The Jazz Jackrabbit soundtrack is basically like the entire eighties coming in your ears in bit form, and you can decide for yourself if that's something you like to experience.
Anyway I listened to the second Kalafina album and I'ma have to say that will actually be the last of them for me - the opening track gave me flashbacks to my ex making me sit through a Tim Burton marathon; not a good start. The aesthetic plagiarism continues on each of the next few tracks: we get a number that appropriates Bollywood with the same finesse the Beatles appropriated raga, then some lite industrial rock and I can't even remember the rest because they were each terrible and the first two tracks are six minutes each! Which is a long time for this sort of thing. The one thing I do remember is that the melodies and vocals have the consistency of lukewarm porridge. And yet I still listened to FictionJunction! That at least started well, but by the time we came to the beyond excruciating soft rock/adult contemporary track I had to bail, too. Maybe I just don't like Yuki Kajiura - actually I'm certain I don't, which sucks because I was super excited to start Picante Magi Madonna Magical or wtfever.

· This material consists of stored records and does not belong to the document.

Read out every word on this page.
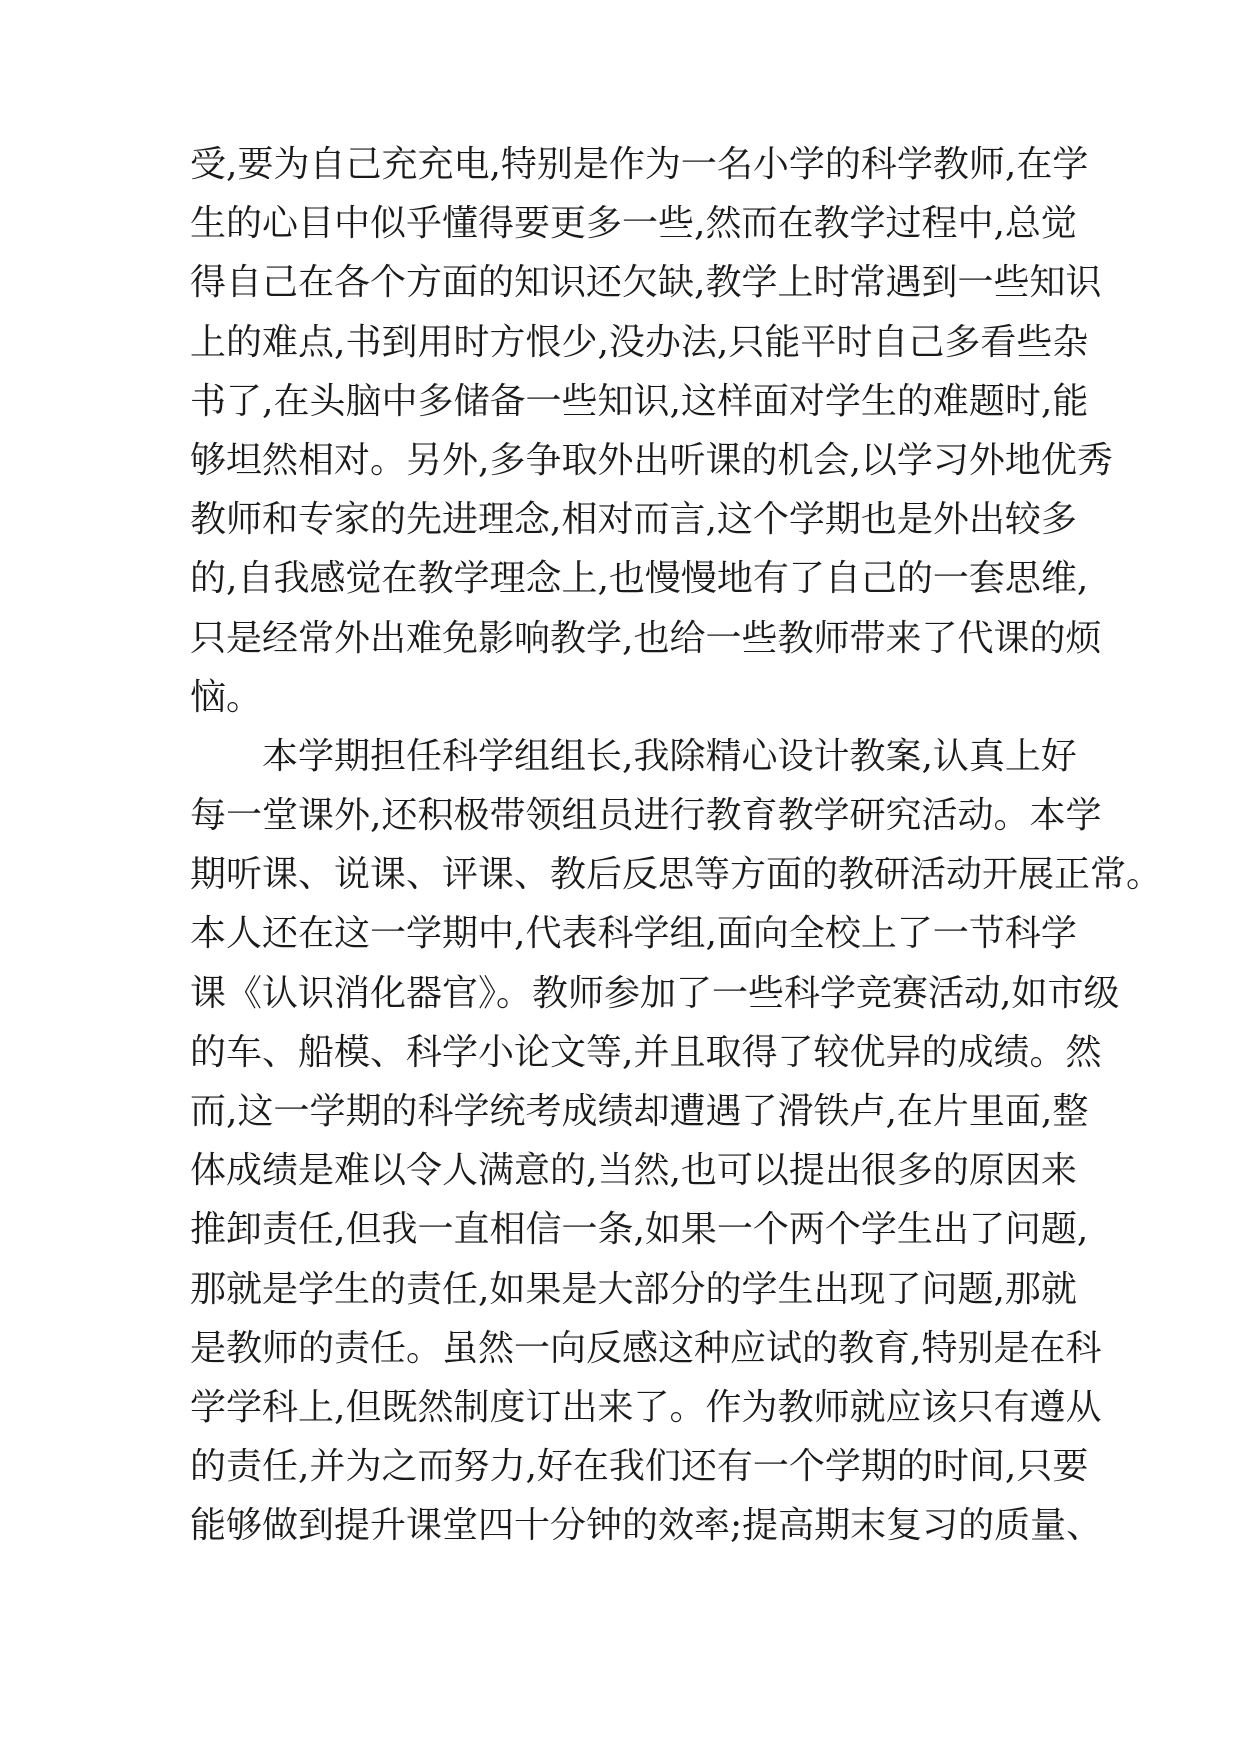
受,要为自己充充电,特别是作为一名小学的科学教师,在学
生的心目中似乎懂得要更多一些,然而在教学过程中,总觉
得自己在各个方面的知识还欠缺,教学上时常遇到一些知识
上的难点,书到用时方恨少,没办法,只能平时自己多看些杂
书了,在头脑中多储备一些知识,这样面对学生的难题时,能
够坦然相对。另外,多争取外出听课的机会,以学习外地优秀
教师和专家的先进理念,相对而言,这个学期也是外出较多
的,自我感觉在教学理念上,也慢慢地有了自己的一套思维,
只是经常外出难免影响教学,也给一些教师带来了代课的烦
恼。
本学期担任科学组组长,我除精心设计教案,认真上好
每一堂课外,还积极带领组员进行教育教学研究活动。本学
期听课、说课、评课、教后反思等方面的教研活动开展正常。
本人还在这一学期中,代表科学组,面向全校上了一节科学
课《认识消化器官》。教师参加了一些科学竞赛活动,如市级
的车、船模、科学小论文等,并且取得了较优异的成绩。然
而,这一学期的科学统考成绩却遭遇了滑铁卢,在片里面,整
体成绩是难以令人满意的,当然,也可以提出很多的原因来
推卸责任,但我一直相信一条,如果一个两个学生出了问题,
那就是学生的责任,如果是大部分的学生出现了问题,那就
是教师的责任。虽然一向反感这种应试的教育,特别是在科
学学科上,但既然制度订出来了。作为教师就应该只有遵从
的责任,并为之而努力,好在我们还有一个学期的时间,只要
能够做到提升课堂四十分钟的效率;提高期末复习的质量、
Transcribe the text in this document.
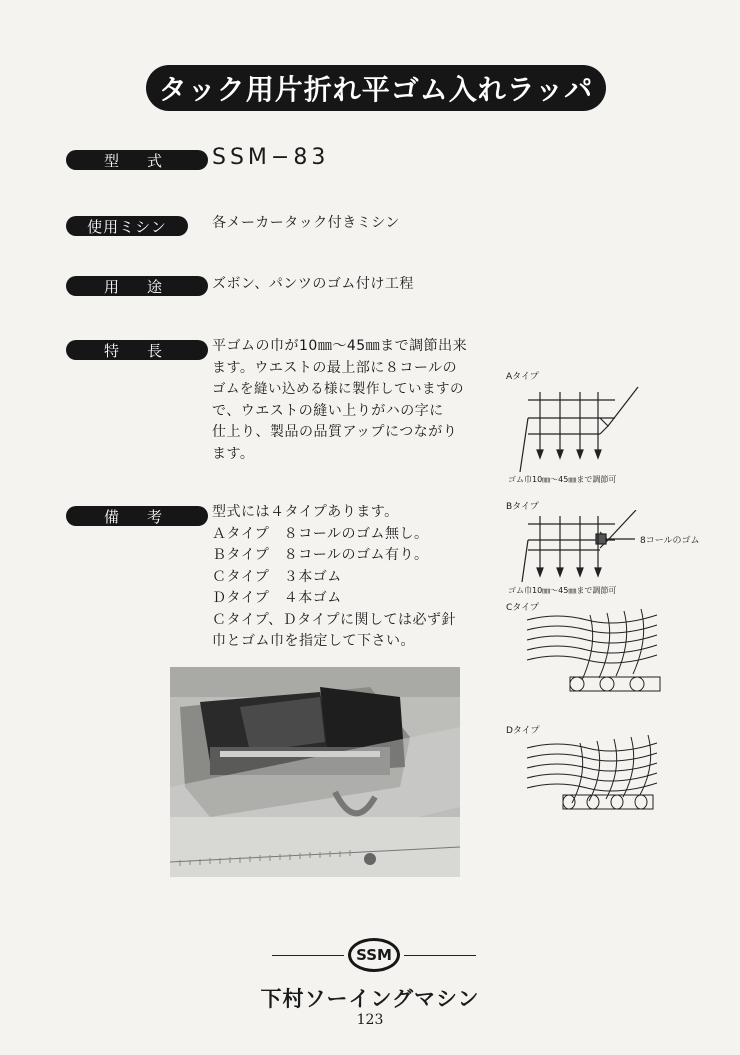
タック用片折れ平ゴム入れラッパ
型式	SSM−83
使用ミシン	各メーカータック付きミシン
用途	ズボン、パンツのゴム付け工程
特長	平ゴムの巾が10㎜〜45㎜まで調節出来
ます。ウエストの最上部に８コールの
ゴムを縫い込める様に製作していますの
で、ウエストの縫い上りがハの字に
仕上り、製品の品質アップにつながり
ます。
備考	型式には４タイプあります。
Ａタイプ　８コールのゴム無し。
Ｂタイプ　８コールのゴム有り。
Ｃタイプ　３本ゴム
Ｄタイプ　４本ゴム
Ｃタイプ、Ｄタイプに関しては必ず針
巾とゴム巾を指定して下さい。
Aタイプ
ゴム巾10㎜〜45㎜まで調節可
Bタイプ
8コールのゴム
ゴム巾10㎜〜45㎜まで調節可
Cタイプ
Dタイプ
SSM
下村ソーイングマシン
123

Luis Gasca's For Those Who Chant is basically what you wanted Santana's fusion phase to sound like when you heard herkyjerky orgasming over it - which makes it both strange and unsurprising that the entirety of Santana are on the album, albeit with their titular wankmeister in a subdued role. Turns out that that salsa piano rhythm sounds pretty cool on guitar. Go for it if you want a south of the border take on early electric Miles.

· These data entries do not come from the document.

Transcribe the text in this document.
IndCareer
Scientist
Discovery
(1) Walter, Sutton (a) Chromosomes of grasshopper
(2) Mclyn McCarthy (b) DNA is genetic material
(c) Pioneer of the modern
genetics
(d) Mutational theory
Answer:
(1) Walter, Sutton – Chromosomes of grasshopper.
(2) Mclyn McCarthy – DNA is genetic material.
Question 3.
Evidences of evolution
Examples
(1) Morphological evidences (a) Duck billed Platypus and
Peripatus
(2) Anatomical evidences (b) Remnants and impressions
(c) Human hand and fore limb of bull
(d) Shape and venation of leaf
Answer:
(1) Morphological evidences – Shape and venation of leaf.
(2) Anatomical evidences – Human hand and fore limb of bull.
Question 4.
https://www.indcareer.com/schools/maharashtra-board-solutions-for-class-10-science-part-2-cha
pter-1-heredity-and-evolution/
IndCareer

Mirrors' "Shogeki-X" 7" is probably the best punk-era punk single ever - considering that the only ones that give it a run for its money (Ubu's first, "Little Johnny Jewel," and the grandpappy of them all, "Demolicion") came before the Actual Punk Era - I'll even put it up against Poly 'n' Lora, if only 'cuz it's way cooler to namedrop.
I don't know much about juju, even compared to all the other African genres I know nothing about, but the eponymous album from Thony Adex (which I keep reading Thorny Index or Stony Ajax or Thorin Codex, all of which would be good band names) makes me wanna hear more - it seems to combine the percussive element of fuji with a more """"""traditional"""""" band setup (read: geetars) and the a is a sparkling delight - the b, sadly, is a touch less energetic, but it's still more languid than outright soporific, and still contains plenty of tasty interplay between the musicians.